Eskiden yalnızca depozito, peşin kira ve komisyon gibi standart talepler konuşulurken, bugün kiralama aşamasında istenen belgeler kapsamlı bir listeye dönüştü. Findeks raporu, kefil, sabıka kaydı, banka hesap dökümleri ve tahliye taahhütnameleri artık pek çok ev sahibinin olmazsa olmazı haline gelirken, bunlara son dönemde hızla yayılan yeni bir uygulama daha eklendi: Senet şartı. Bazı ilanlarda her ay için ayrı senet talep edilirken, kimi ev sahiplerinin evdeki eşyalar için yüksek tutarlı senet imzalattığı da görülüyor. Tüm bu gelişmeler, uygulamanın hukuki yönü ve yaratabileceği riskler konusunda uzmanları açıklama yapmaya zorladı.
Senet Şartı Neden Arttı?
Kira ilişkisinde tarafların yükümlülüklerini yerine getirmemesi halinde yaşanan sorunlar, senet talebinin görünenden daha hızlı yayılmasına neden oldu. Gayrimenkul hukuku üzerine çalışan uzmanlara göre, ev sahiplerinin kira gelirini güvence altına alma isteği bu tercihte belirleyici unsur. Bir yıllık sözleşme yapan bazı mal sahiplerinin 12 adet senedi önceden imzalatmayı istemesi, hukuken mümkün olmakla birlikte belirli koşullara bağlı.
Uzmanlar, kira sözleşmesinde yer almayan hiçbir senedin imzalanmaması gerektiğini vurguluyor.

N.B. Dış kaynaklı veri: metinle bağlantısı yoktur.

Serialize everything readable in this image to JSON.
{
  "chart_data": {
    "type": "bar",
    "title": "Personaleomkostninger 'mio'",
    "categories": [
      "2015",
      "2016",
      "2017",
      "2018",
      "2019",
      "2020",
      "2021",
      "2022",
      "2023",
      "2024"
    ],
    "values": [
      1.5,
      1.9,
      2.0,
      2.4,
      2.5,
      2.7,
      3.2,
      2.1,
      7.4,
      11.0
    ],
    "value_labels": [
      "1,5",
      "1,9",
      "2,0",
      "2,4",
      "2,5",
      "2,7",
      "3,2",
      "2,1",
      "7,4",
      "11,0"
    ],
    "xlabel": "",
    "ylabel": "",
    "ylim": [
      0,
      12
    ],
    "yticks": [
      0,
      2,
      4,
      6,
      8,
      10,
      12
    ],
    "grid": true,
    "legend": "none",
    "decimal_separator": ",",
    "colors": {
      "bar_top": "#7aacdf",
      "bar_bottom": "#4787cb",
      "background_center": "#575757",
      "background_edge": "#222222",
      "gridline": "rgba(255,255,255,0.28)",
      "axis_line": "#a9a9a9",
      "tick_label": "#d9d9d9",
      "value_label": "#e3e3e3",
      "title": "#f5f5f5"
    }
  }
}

Senetlerin ciro edilebilir niteliği nedeniyle, sözleşmeye yazılmayan bir belgenin kiracıyı hem kira borcu hem de senet borcu ile karşı karşıya bırakabileceği ifade ediliyor. Eğer senetler sözleşmede açıkça belirtilmişse, düzenleme yeri, tarihi, tutarı ve düzenlenme amacı metin içinde net şekilde yer almalı. Aksi durumda senedin üçüncü kişilere devredilmesi halinde kiracı ciddi bir hukuki süreçle karşılaşabiliyor.
Bu noktada bir başka kritik detay, depozito için talep edilen senetlerin sınırları. Türk Borçlar Kanunu’na göre kiracıdan istenebilecek güvence bedeli üç aylık kira tutarını aşamaz. Bu nedenle, fahiş depozito adı altında yüksek bedelli senet istenmesi geçersiz sayılıyor.

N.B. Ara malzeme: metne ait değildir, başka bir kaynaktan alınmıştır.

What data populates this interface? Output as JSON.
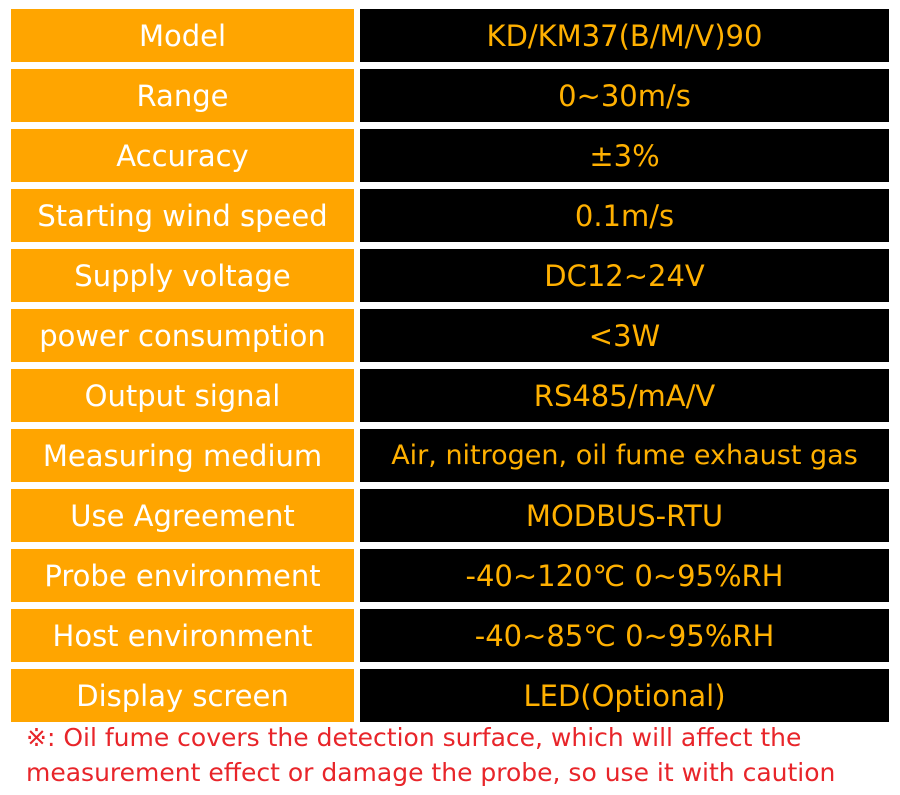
{
  "colors": {
    "label_bg": "#FFA500",
    "label_text": "#FFFFFF",
    "value_bg": "#000000",
    "value_text": "#FFB000",
    "note_text": "#E8252A"
  },
  "specs": [
    {
      "label": "Model",
      "value": "KD/KM37(B/M/V)90"
    },
    {
      "label": "Range",
      "value": "0~30m/s"
    },
    {
      "label": "Accuracy",
      "value": "±3%"
    },
    {
      "label": "Starting wind speed",
      "value": "0.1m/s"
    },
    {
      "label": "Supply voltage",
      "value": "DC12~24V"
    },
    {
      "label": "power consumption",
      "value": "<3W"
    },
    {
      "label": "Output signal",
      "value": "RS485/mA/V"
    },
    {
      "label": "Measuring medium",
      "value": "Air, nitrogen, oil fume exhaust gas"
    },
    {
      "label": "Use Agreement",
      "value": "MODBUS-RTU"
    },
    {
      "label": "Probe environment",
      "value": "-40~120℃  0~95%RH"
    },
    {
      "label": "Host environment",
      "value": "-40~85℃  0~95%RH"
    },
    {
      "label": "Display screen",
      "value": "LED(Optional)"
    }
  ],
  "note": {
    "line1": "※: Oil fume covers the detection surface, which will affect the",
    "line2": "measurement effect or damage the probe, so use it with caution"
  }
}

Demirbaşlar, evdeki eşyalar veya başka herhangi bir gerekçe için senet talep edilmesi de yasal dayanak taşımıyor. Buna karşın bazı ev sahiplerinin yıllık kira bedelini düşük gösterip, kalan tutar için ayrıca senet düzenlettiği görülüyor. Bu yöntemle vergi yükünü azaltmayı hedefleyen mal sahipleri ve bu uygulamayı kabul eden kiracılar ise son dönemde sıkılaşan mali denetimler nedeniyle cezai yaptırımlarla karşılaşma riski taşıyor.
Uzmanlardan Net Uyarılar
Hukukçular, kiracıların özellikle sözleşmeye eklenmemiş senetleri kesinlikle imzalamaması gerektiğini belirtiyor. Böyle bir durum fark edilirse senedin iptali talep edilmeli ya da sözleşmeye ek bir protokol düzenlenmesi istenmeli. Ev sahibi bu talebi kabul etmezse, kiracının “borçlu olmadığının tespiti” davası açma hakkı bulunuyor. Kiralamanın ilerleyen dönemlerinde doğabilecek sorunlar nedeniyle, her senedin niteliği ve kullanım amacı sözleşmede açıkça belirtilmeli.

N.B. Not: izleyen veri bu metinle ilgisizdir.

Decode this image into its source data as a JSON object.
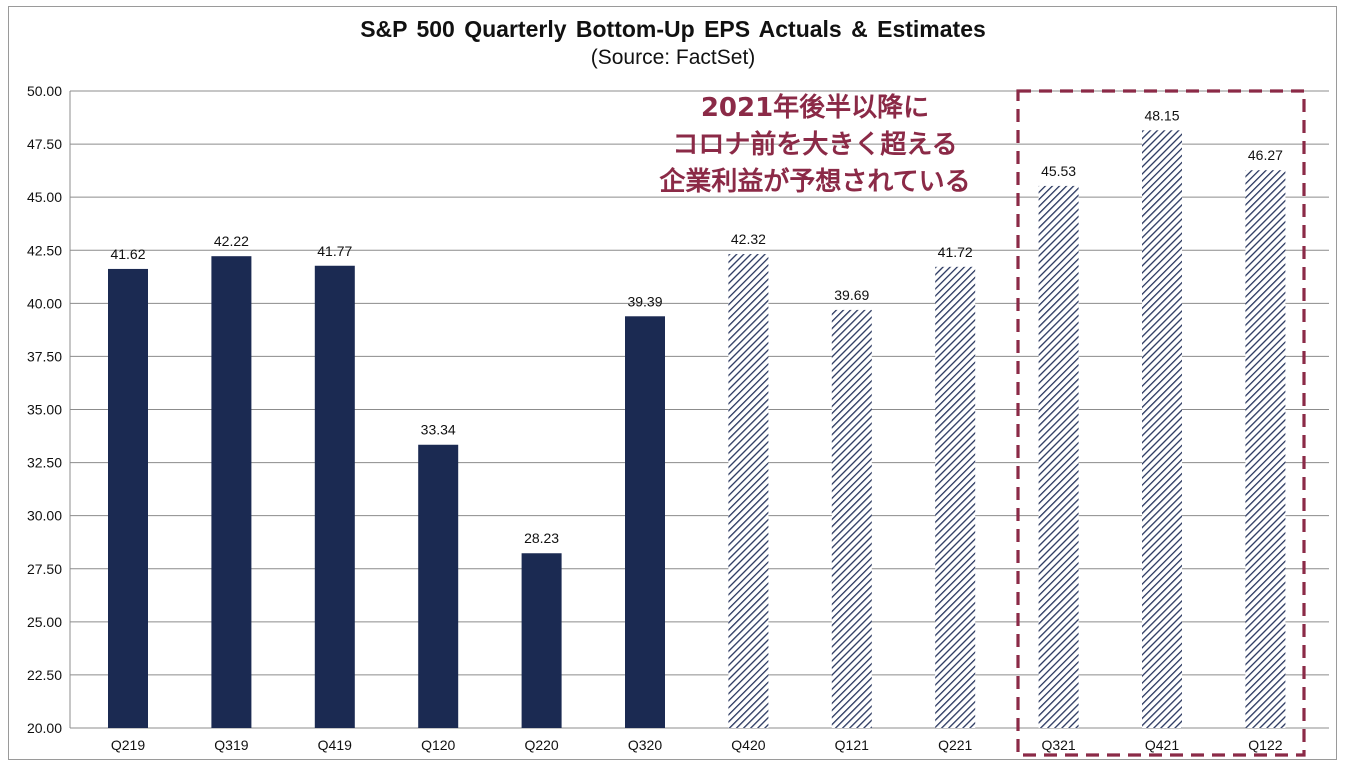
{
  "chart_data": {
    "type": "bar",
    "title": "S&P 500 Quarterly Bottom-Up EPS Actuals & Estimates",
    "subtitle": "(Source: FactSet)",
    "categories": [
      "Q219",
      "Q319",
      "Q419",
      "Q120",
      "Q220",
      "Q320",
      "Q420",
      "Q121",
      "Q221",
      "Q321",
      "Q421",
      "Q122"
    ],
    "values": [
      41.62,
      42.22,
      41.77,
      33.34,
      28.23,
      39.39,
      42.32,
      39.69,
      41.72,
      45.53,
      48.15,
      46.27
    ],
    "value_labels": [
      "41.62",
      "42.22",
      "41.77",
      "33.34",
      "28.23",
      "39.39",
      "42.32",
      "39.69",
      "41.72",
      "45.53",
      "48.15",
      "46.27"
    ],
    "bar_style": [
      "actual",
      "actual",
      "actual",
      "actual",
      "actual",
      "actual",
      "estimate",
      "estimate",
      "estimate",
      "estimate",
      "estimate",
      "estimate"
    ],
    "ylim": [
      20,
      50
    ],
    "yticks": [
      "20.00",
      "22.50",
      "25.00",
      "27.50",
      "30.00",
      "32.50",
      "35.00",
      "37.50",
      "40.00",
      "42.50",
      "45.00",
      "47.50",
      "50.00"
    ],
    "grid": true,
    "highlight_categories": [
      "Q321",
      "Q421",
      "Q122"
    ],
    "annotation_lines": [
      "2021年後半以降に",
      "コロナ前を大きく超える",
      "企業利益が予想されている"
    ]
  },
  "colors": {
    "actual_bar": "#1b2a52",
    "estimate_hatch": "#27355e",
    "highlight_box": "#8b2a47",
    "annotation_text": "#8b2a47",
    "grid": "#8c8c8c"
  }
}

Sektör temsilcilerinden gelen bilgiler de tabloyu destekliyor. Bazı ev sahiplerinin çifte güvence sağlama amacıyla senet talep ettiği, ancak kötü niyetli kullanımda kiracının ciddi mağduriyet yaşayabileceği aktarılıyor. Senetlerin geri alınamaması, eve erken çıkışlarda yaşanan sorunlar ve borcun üçüncü kişilere geçmesi, uygulamanın en kritik riskleri arasında yer alıyor. Gayrimenkul uzmanları, sözleşmenin zaten tarafların karşılıklı güvencesi olduğunu hatırlatarak, senet talebinin kiralama sürecinde daha büyük sorunlara yol açabileceğine dikkat çekiyor.